Finding the exchange rate in terms of another currency
What is the purpose of dual exchange rate policy?
Attempts to separate current and capital transactions into two separate markets so to protect normal trade transactions from the destabilizing effect of capital movement.
What is the balance of payment?
It records the flow of economic transactions over national boundaries for a specific period
What are the three accounts of balance of payment?
- The current account
- The capital account
- The official reserves
What is the current account?
It records the trance of goods and services and transfer payments between countries (exports and imports)
What is the invisibles?
Receipts and payments for services, includes interests, dividends, royalties, traveling expenses and financial and shipping charges
What are transfers?
Remittances by employees on contract in SA and government transfer from and to foreign countries
What is a capital account?
It records the movements of capital funds across country boundaries.
Movement of long terms and short term capital are disclosed separately.
What is in the official reserve?
The changes in official reserve reflects the difference between current account and capital account
What is a direct quotation?
Quotes exchange rate in terms of local currency. It measures how much one unit of foreign currency buys local currency.
I.e. $1= R8
What is a buying rate also known as?
Bid rate
What is the selling rate also known as?
Ask rate
What is the difference between bid and ask rate (bid and ask spread)?
It represents the dealer’s profit margin in buying and selling currencies.
What is the mid rate?
Refers to the mid point between buying and selling rate.
What is a spot transaction?
Where foreign currency is purchased and paid for immediately.
What is a forward transaction?
The payment or receipt of a transaction will be effected at specific time in the future but the exchange rate is fixed today.
What is interest rate parity?
The forward premium or discount is determined by the relationship between relative interest rates.

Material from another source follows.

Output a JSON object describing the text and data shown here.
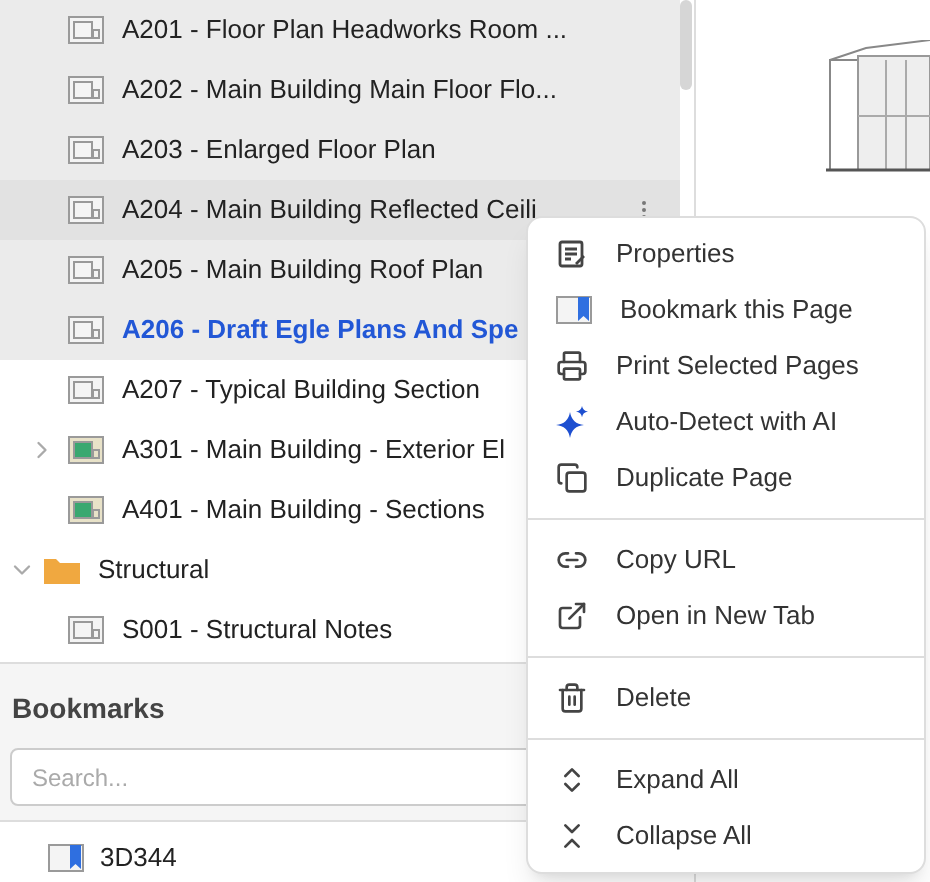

What is a foreign currency exposure?
It is the potential for gain or loss due to a change in the exchange rate.
Name the three types of foreign exchange exposure.
- Translation exposure
- Transaction exposure
- Economic exposure
What is translation exposure?
The effect that a change in exchange rate will have on the record of accounting results of a company. Also known as accounting exposure.
What is transaction exposure?
The potential for gain or loss which will arise when one enters into transaction whose terms are stated in foreign currency.
Hedging policy can be used to avoid this type of exposure.
What is the economic exposure?
Measures the long terms real effect of a change in the exchange rate
What is a hedging policy?
Technique used by a firm to protect itself against the possibility of loss due to change in exchange rate.
What is a money market hedge?
The firm will enter into an offsetting loan agreement in foreign or local currency to cover the foreign currency transaction.